Die Hütte Rockt – Der Festivalbericht 12.08.-14.08.2021, Festivalgelände Harderberg

Schon verrückt, wie schnell sich die Dinge verändern. Vor ein paar Monaten haben wir uns noch über Lockdown, Kontaktbeschränkungen und Ausgangssperre geärgert und jetzt ist man plötzlich mittendrin im 2021er Festivalsommer. Sicher, verglichen mit der Prä-Coronazeit ist dieser Sommer nicht zu vergleichen. Doch Corona ist noch nicht vorbei und schon gar nicht vergessen. Aber zumindest gibt es mittlerweile einige halbwegs normale Open Air Veranstaltungen. Und das tut richtig gut.

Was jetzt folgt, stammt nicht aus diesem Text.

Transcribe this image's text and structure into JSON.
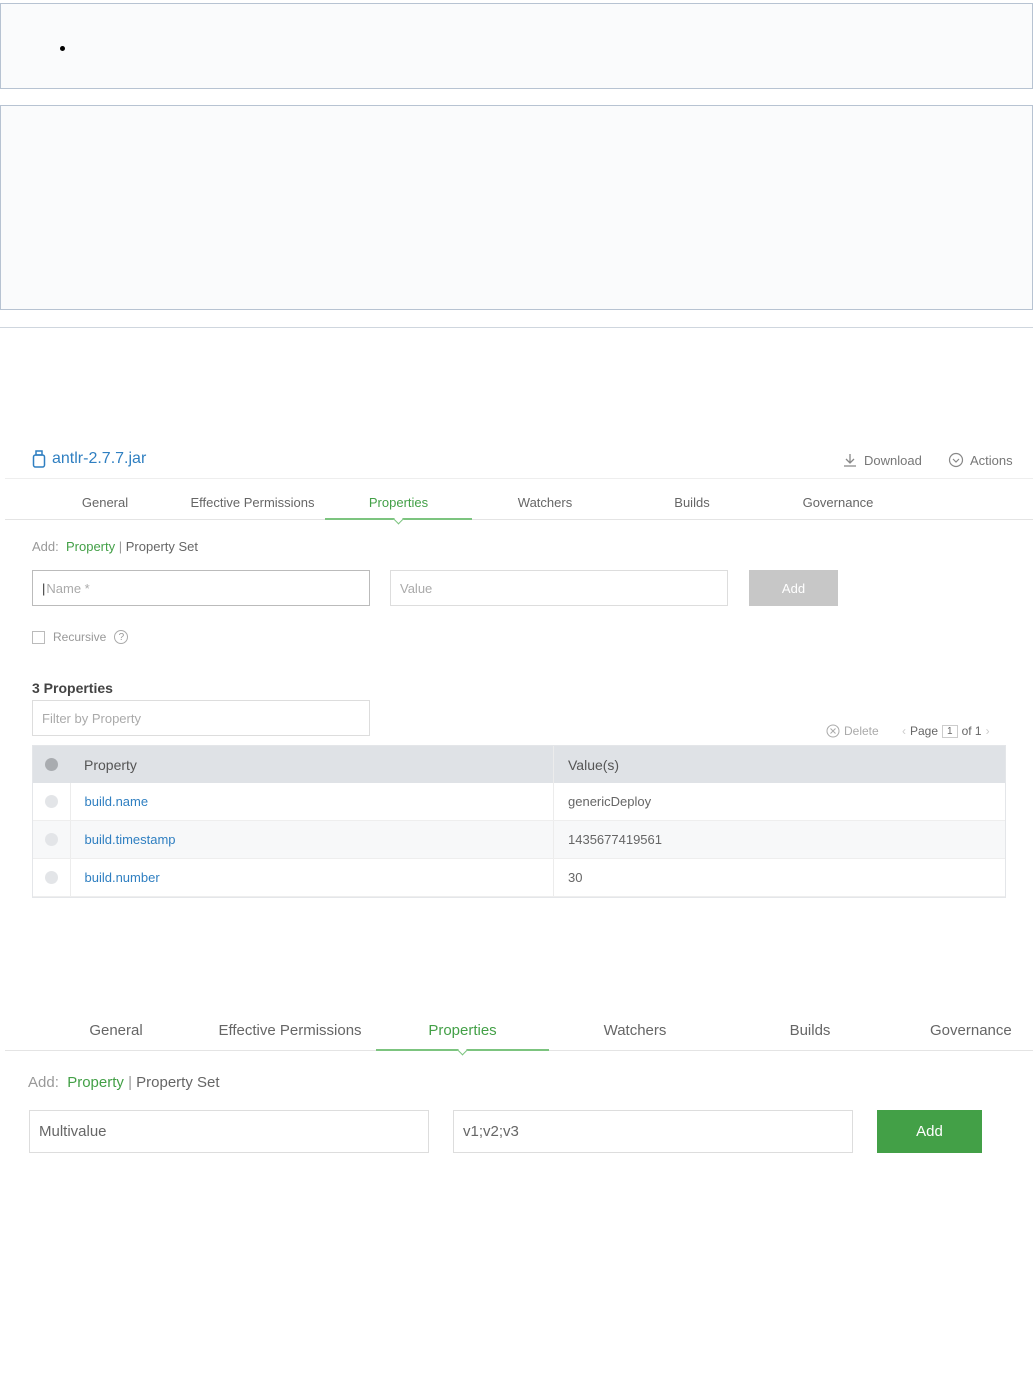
{
  "file": {
    "name": "antlr-2.7.7.jar"
  },
  "actions": {
    "download": "Download",
    "actions": "Actions"
  },
  "tabs": [
    "General",
    "Effective Permissions",
    "Properties",
    "Watchers",
    "Builds",
    "Governance"
  ],
  "panel1": {
    "add_label": "Add:",
    "add_property": "Property",
    "separator": "|",
    "add_property_set": "Property Set",
    "name_placeholder": "Name *",
    "value_placeholder": "Value",
    "add_button": "Add",
    "recursive_label": "Recursive",
    "help_glyph": "?",
    "count_label": "3 Properties",
    "filter_placeholder": "Filter by Property",
    "delete_label": "Delete",
    "pager": {
      "page_label": "Page",
      "page": "1",
      "of_label": "of 1"
    },
    "table": {
      "headers": [
        "Property",
        "Value(s)"
      ],
      "rows": [
        {
          "property": "build.name",
          "value": "genericDeploy"
        },
        {
          "property": "build.timestamp",
          "value": "1435677419561"
        },
        {
          "property": "build.number",
          "value": "30"
        }
      ]
    }
  },
  "panel2": {
    "add_label": "Add:",
    "add_property": "Property",
    "separator": "|",
    "add_property_set": "Property Set",
    "name_value": "Multivalue",
    "value_value": "v1;v2;v3",
    "add_button": "Add"
  },
  "colors": {
    "accent_green": "#43a047",
    "link_blue": "#2f7fc1"
  }
}
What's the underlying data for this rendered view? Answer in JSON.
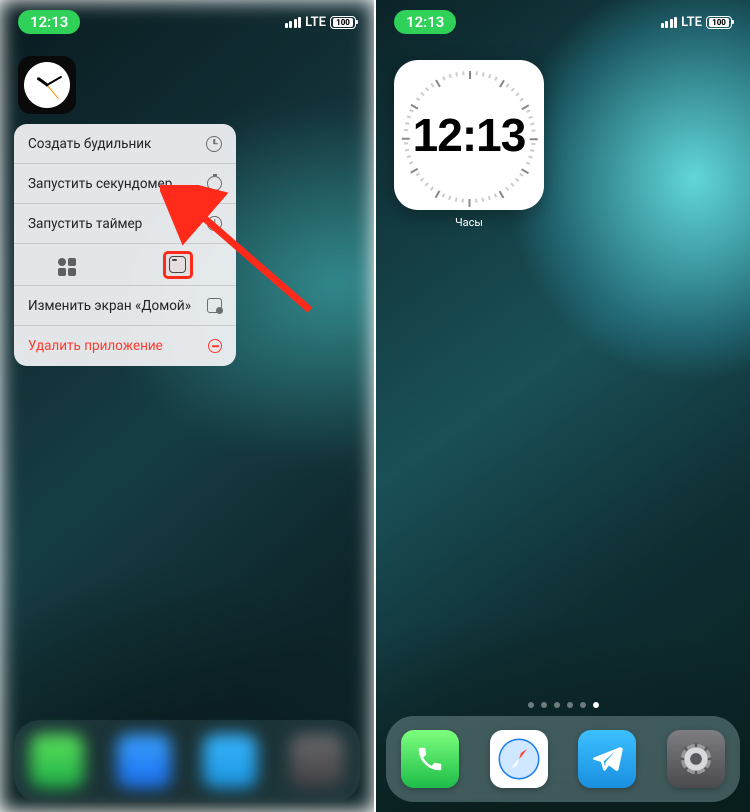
{
  "statusbar": {
    "time": "12:13",
    "network": "LTE",
    "battery": "100"
  },
  "left": {
    "context_menu": {
      "create_alarm": "Создать будильник",
      "start_stopwatch": "Запустить секундомер",
      "start_timer": "Запустить таймер",
      "edit_home": "Изменить экран «Домой»",
      "delete_app": "Удалить приложение"
    }
  },
  "right": {
    "widget_time": "12:13",
    "widget_label": "Часы",
    "page_count": 6,
    "page_active_index": 5
  }
}
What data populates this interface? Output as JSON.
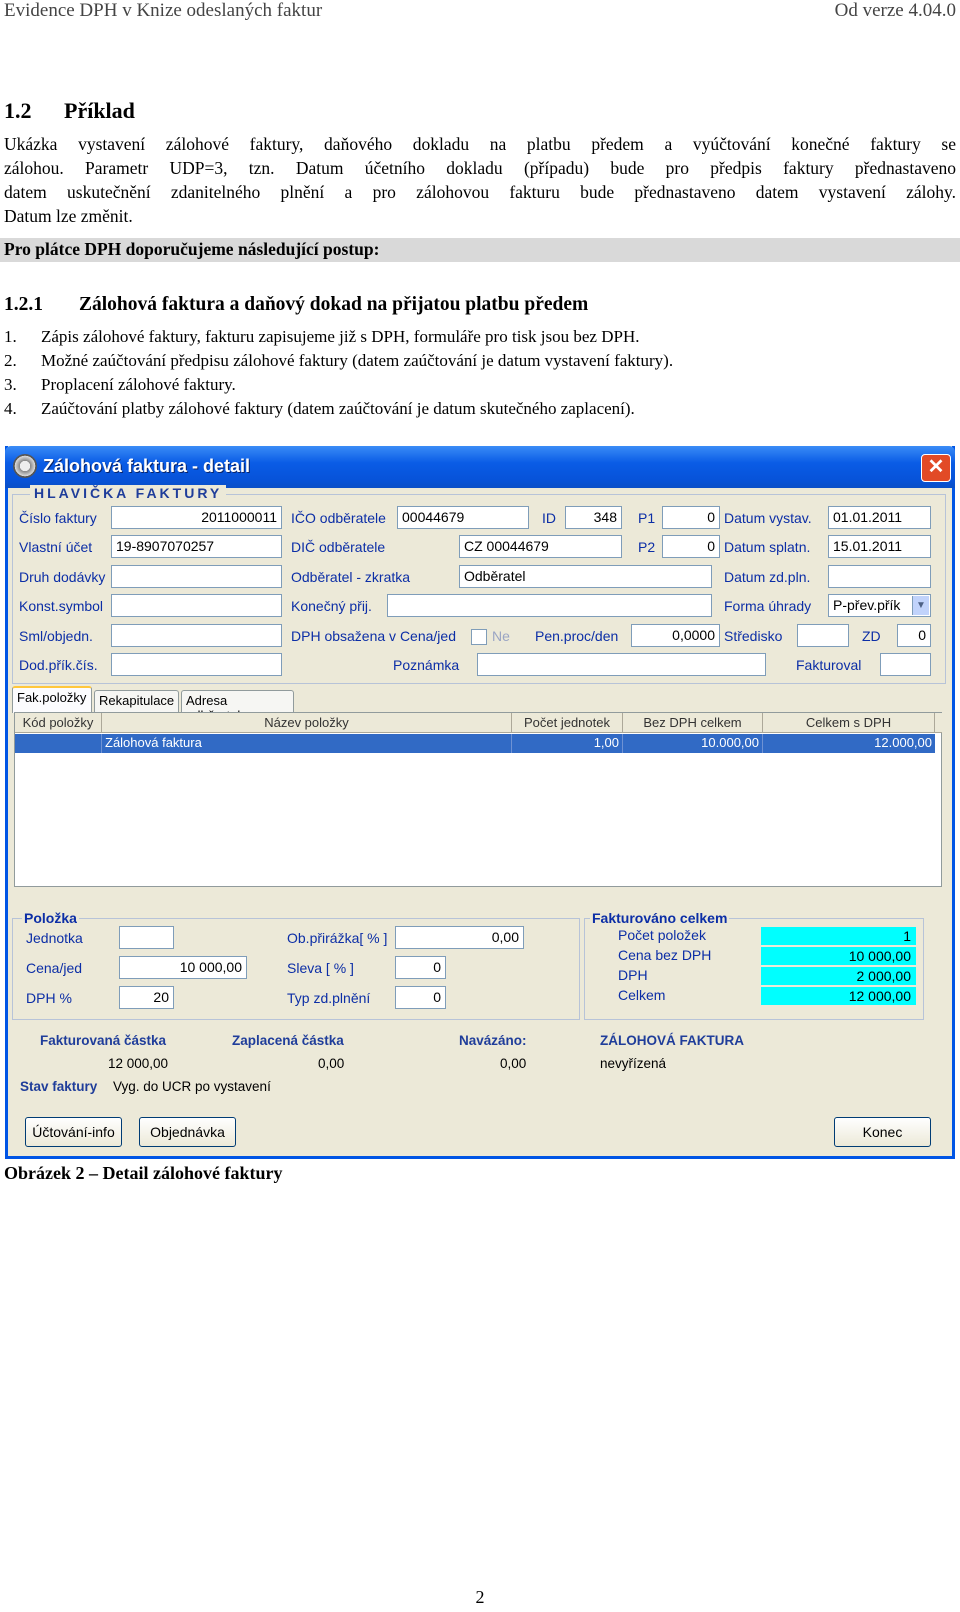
{
  "doc": {
    "header_left": "Evidence DPH v Knize odeslaných faktur",
    "header_right": "Od verze 4.04.0",
    "h2_num": "1.2",
    "h2_text": "Příklad",
    "para_lines": [
      "Ukázka vystavení zálohové faktury, daňového dokladu na platbu předem a vyúčtování konečné faktury se",
      "zálohou. Parametr UDP=3, tzn. Datum účetního dokladu (případu) bude pro předpis faktury přednastaveno",
      "datem uskutečnění zdanitelného plnění a pro zálohovou fakturu bude přednastaveno datem vystavení zálohy.",
      "Datum  lze změnit."
    ],
    "shaded": "Pro plátce DPH doporučujeme následující postup:",
    "h3_num": "1.2.1",
    "h3_text": "Zálohová faktura a daňový dokad na přijatou platbu předem",
    "steps": [
      {
        "n": "1.",
        "t": "Zápis zálohové faktury, fakturu zapisujeme již s DPH, formuláře pro tisk jsou bez DPH."
      },
      {
        "n": "2.",
        "t": "Možné zaúčtování předpisu zálohové faktury (datem zaúčtování je datum vystavení faktury)."
      },
      {
        "n": "3.",
        "t": "Proplacení zálohové faktury."
      },
      {
        "n": "4.",
        "t": "Zaúčtování platby zálohové faktury (datem zaúčtování je datum skutečného zaplacení)."
      }
    ],
    "caption": "Obrázek 2 – Detail zálohové faktury",
    "page_number": "2"
  },
  "window": {
    "title": "Zálohová faktura - detail",
    "close": "✕",
    "group_header": "HLAVIČKA FAKTURY",
    "labels": {
      "cislo_faktury": "Číslo faktury",
      "vlastni_ucet": "Vlastní účet",
      "druh_dodavky": "Druh dodávky",
      "konst_symbol": "Konst.symbol",
      "sml_objedn": "Sml/objedn.",
      "dod_prik_cis": "Dod.přík.čís.",
      "ico_odberatele": "IČO odběratele",
      "dic_odberatele": "DIČ odběratele",
      "odberatel_zkratka": "Odběratel - zkratka",
      "konecny_prij": "Konečný přij.",
      "dph_obsazena": "DPH obsažena v Cena/jed",
      "poznamka": "Poznámka",
      "id": "ID",
      "p1": "P1",
      "p2": "P2",
      "pen_proc_den": "Pen.proc/den",
      "datum_vystav": "Datum vystav.",
      "datum_splatn": "Datum splatn.",
      "datum_zd_pln": "Datum zd.pln.",
      "forma_uhrady": "Forma úhrady",
      "stredisko": "Středisko",
      "zd": "ZD",
      "fakturoval": "Fakturoval"
    },
    "values": {
      "cislo_faktury": "2011000011",
      "vlastni_ucet": "19-8907070257",
      "ico_odberatele": "00044679",
      "dic_odberatele": "CZ 00044679",
      "odberatel_zkratka": "Odběratel",
      "dph_obsazena": "Ne",
      "id": "348",
      "p1": "0",
      "p2": "0",
      "pen_proc_den": "0,0000",
      "datum_vystav": "01.01.2011",
      "datum_splatn": "15.01.2011",
      "forma_uhrady": "P-přev.přík",
      "zd": "0"
    },
    "tabs": [
      "Fak.položky",
      "Rekapitulace",
      "Adresa odběratele"
    ],
    "grid": {
      "columns": [
        "Kód položky",
        "Název položky",
        "Počet jednotek",
        "Bez DPH celkem",
        "Celkem s DPH"
      ],
      "rows": [
        [
          "",
          "Zálohová faktura",
          "1,00",
          "10.000,00",
          "12.000,00"
        ]
      ]
    },
    "polozka": {
      "title": "Položka",
      "jednotka": "Jednotka",
      "cena_jed": "Cena/jed",
      "cena_jed_val": "10 000,00",
      "dph_pct": "DPH %",
      "dph_pct_val": "20",
      "ob_prirazka": "Ob.přirážka[ % ]",
      "ob_prirazka_val": "0,00",
      "sleva": "Sleva [ % ]",
      "sleva_val": "0",
      "typ_zd": "Typ zd.plnění",
      "typ_zd_val": "0"
    },
    "fakturovano": {
      "title": "Fakturováno celkem",
      "pocet_polozek": "Počet položek",
      "pocet_polozek_val": "1",
      "cena_bez_dph": "Cena bez DPH",
      "cena_bez_dph_val": "10 000,00",
      "dph": "DPH",
      "dph_val": "2 000,00",
      "celkem": "Celkem",
      "celkem_val": "12 000,00"
    },
    "summary": {
      "fakturovana_castka": "Fakturovaná částka",
      "fakturovana_castka_val": "12 000,00",
      "zaplacena_castka": "Zaplacená částka",
      "zaplacena_castka_val": "0,00",
      "navazano": "Navázáno:",
      "navazano_val": "0,00",
      "typ": "ZÁLOHOVÁ FAKTURA",
      "typ_val": "nevyřízená",
      "stav_faktury": "Stav faktury",
      "stav_faktury_val": "Vyg. do UCR po vystavení"
    },
    "buttons": {
      "uctovani_info": "Účtování-info",
      "objednavka": "Objednávka",
      "konec": "Konec"
    }
  }
}
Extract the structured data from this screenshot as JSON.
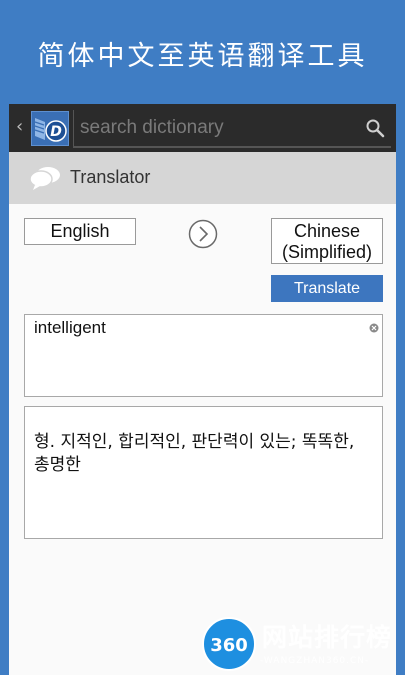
{
  "banner": {
    "title": "简体中文至英语翻译工具"
  },
  "actionbar": {
    "back_icon": "chevron-left-icon",
    "logo_icon": "dictionary-logo-icon",
    "logo_letter": "D",
    "search_placeholder": "search dictionary",
    "search_value": ""
  },
  "panel": {
    "title": "Translator",
    "icon": "speech-bubbles-icon"
  },
  "languages": {
    "source": "English",
    "target_line1": "Chinese",
    "target_line2": "(Simplified)",
    "swap_icon": "chevron-right-circle-icon"
  },
  "translate_button": {
    "label": "Translate"
  },
  "input": {
    "text": "intelligent",
    "clear_icon": "clear-x-icon"
  },
  "output": {
    "text": "형. 지적인, 합리적인, 판단력이 있는; 똑똑한, 총명한"
  },
  "watermark": {
    "badge": "360",
    "text": "网站排行榜",
    "subtext": "-WANGZHAN360.CN-"
  },
  "colors": {
    "banner": "#3f7dc4",
    "actionbar": "#2b2b2b",
    "accent": "#3d76bf",
    "header_bg": "#d6d6d6"
  }
}
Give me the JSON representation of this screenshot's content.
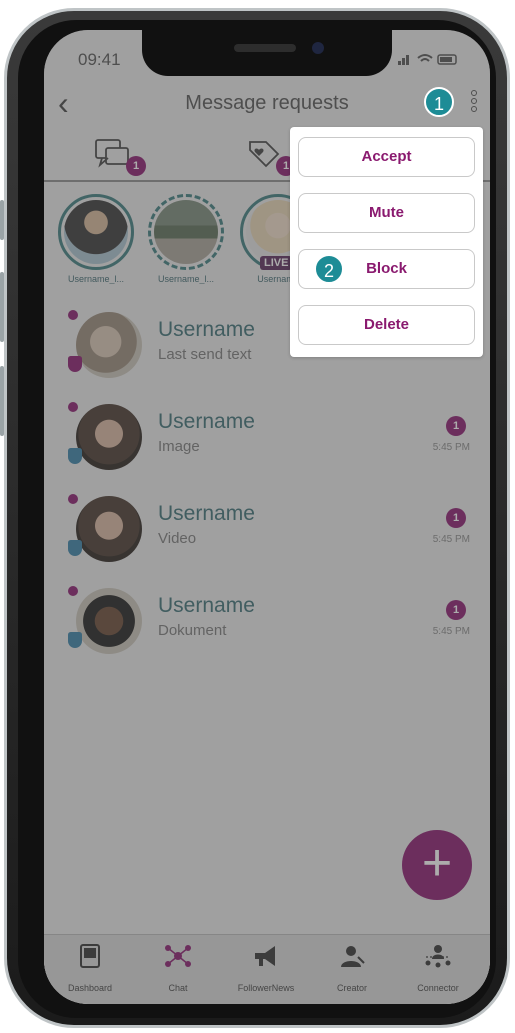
{
  "status_bar": {
    "time": "09:41",
    "icons": "■■ ◠ ▭"
  },
  "header": {
    "title": "Message requests"
  },
  "tabs": [
    {
      "name": "chat-requests",
      "badge": "1"
    },
    {
      "name": "favorites",
      "badge": "1"
    }
  ],
  "stories": [
    {
      "name": "Username_l...",
      "live": ""
    },
    {
      "name": "Username_l...",
      "live": ""
    },
    {
      "name": "Username",
      "live": "LIVE"
    }
  ],
  "chats": [
    {
      "username": "Username",
      "subtext": "Last send text",
      "unread": "",
      "time": ""
    },
    {
      "username": "Username",
      "subtext": "Image",
      "unread": "1",
      "time": "5:45 PM"
    },
    {
      "username": "Username",
      "subtext": "Video",
      "unread": "1",
      "time": "5:45 PM"
    },
    {
      "username": "Username",
      "subtext": "Dokument",
      "unread": "1",
      "time": "5:45 PM"
    }
  ],
  "menu": {
    "accept": "Accept",
    "mute": "Mute",
    "block": "Block",
    "delete": "Delete"
  },
  "markers": {
    "one": "1",
    "two": "2"
  },
  "fab": {
    "label": "+"
  },
  "nav": [
    {
      "label": "Dashboard"
    },
    {
      "label": "Chat"
    },
    {
      "label": "FollowerNews"
    },
    {
      "label": "Creator"
    },
    {
      "label": "Connector"
    }
  ],
  "colors": {
    "accent": "#8a1a6f",
    "teal": "#1d8c96",
    "ring": "#3e7f80"
  }
}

Nachdem wir am ersten Augustwochenende schon reichlich Spaß auf dem Helmfest hatten, stand vom 12.08.-14.08. das Hütte Rockt Festival auf dem Kalender. Rund 1800 Fans feierten auf dem Festivalgelände in Harderberg und rockten die Hütte dabei ordentlich. Zutritt zum Gelände erhielten ausschließlich negativ auf das Coronavirus getestete Personen mit tagesaktuellem Test. Um dies sicherzustellen, führte der DLRG aus dem Bezirk Osnabrück an den Festivaltagen rund 2000 Tests, die allesamt negativ waren, durch.

Auf dem Gelände selbst herrschte im Eingangsbereich, bei den Gastroständen sowie in den Sanitäreinrichtungen eine Maskenpflicht. Vor der Bühne signalisierte eine Corona-Ampel, ob das Tragen einer Maske notwendig ist. Grün bedeutete alles in Ordnung, bei Gelb gab es ein Masken- und Abstandsgebot und bei Rot hieß es: “Maske auf!”. Zusätzlich gab es auf dem gesamten Gelände Desinfektionsspender mit der Aufforderung, sich regelmäßig die Hände zu desinfizieren.

Zugegeben, das Festival ist nicht unbedingt ein klassisches Metal Festival, bot aber dennoch einige vorwiegend lokale Leckerbissen für die Hartwurst-Fraktion.

Hütte Rockt

Hütte Rockt – Der Freitag

Los ging es für mich am Freitagnachmittag vor der Zeltbühne mit den Alternative Rockern von Charmana aus Lengerich. “Wir mussten so lange warten, bis wir wieder mit den Kumpels und freiem Oberkörper Bier trinken dürfen” philosophierte Sänger André Schroeter ins Mikro. Außerdem solle man auf dem Festival einfach alle Bands abfeiern, denn alles sei Kunst und alle haben es verdient. Starke Worte. Leider hatten erst sehr wenige Zuschauer den Weg vor die Bühne gefunden. Denen gefiel der eingängige Rock mit markanten Riffs und teils mehrstimmigen Gesang allerdings sehr gut. Mit dem rockig, groovigen “The More I Hate” fand der Charmana Auftritt dann einen würdigen Abschluss.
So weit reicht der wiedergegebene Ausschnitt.